1,25-Dihydroxyvitamin D3 selectively and reversibly impairs T helper-cell CNS localization.


PMID 24324134

Abstract

Pharmacologic targeting of T helper (TH) cell trafficking poses an attractive opportunity for amelioration of autoimmune diseases such as multiple sclerosis (MS). MS risk is associated with vitamin D deficiency, and its bioactive form, 1,25-dihydroxyvitamin D3 [1,25(OH)2D3], has been shown to prevent experimental autoimmune encephalomyelitis, a mouse model of MS, via an incompletely understood mechanism. Herein, we systematically examined 1,25(OH)2D3 effects on TH cells during their migration from the lymph nodes to the CNS. Our data demonstrate that myelin-reactive TH cells are successfully generated in the presence of 1,25(OH)2D3, secrete proinflammatory cytokines, and do not preferentially differentiate into suppressor T cells.

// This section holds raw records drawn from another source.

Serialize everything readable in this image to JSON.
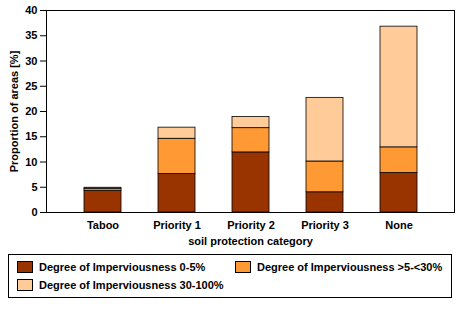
{
  "chart_data": {
    "type": "bar",
    "stacked": true,
    "categories": [
      "Taboo",
      "Priority 1",
      "Priority 2",
      "Priority 3",
      "None"
    ],
    "series": [
      {
        "name": "Degree of Imperviousness 0-5%",
        "color": "#993300",
        "values": [
          4.3,
          7.6,
          11.9,
          4.0,
          7.8
        ]
      },
      {
        "name": "Degree of Imperviousness >5-<30%",
        "color": "#FF9933",
        "values": [
          0.4,
          7.0,
          4.8,
          6.1,
          5.1
        ]
      },
      {
        "name": "Degree of Imperviousness 30-100%",
        "color": "#FFCC99",
        "values": [
          0.2,
          2.2,
          2.2,
          12.6,
          23.9
        ]
      }
    ],
    "xlabel": "soil protection category",
    "ylabel": "Proportion of areas [%]",
    "ylim": [
      0,
      40
    ],
    "yticks": [
      0,
      5,
      10,
      15,
      20,
      25,
      30,
      35,
      40
    ],
    "grid": false,
    "legend": "bottom"
  }
}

These cells are able to leave the lymph node, enter the peripheral circulation, and migrate to the s.c. immunization sites. However, TH cells from 1,25(OH)2D3-treated mice are unable to enter the CNS parenchyma but are instead maintained in the periphery. Upon treatment cessation, mice rapidly develop experimental autoimmune encephalomyelitis, demonstrating that 1,25(OH)2D3 prevents the disease only temporarily likely by halting TH cell migration into the CNS.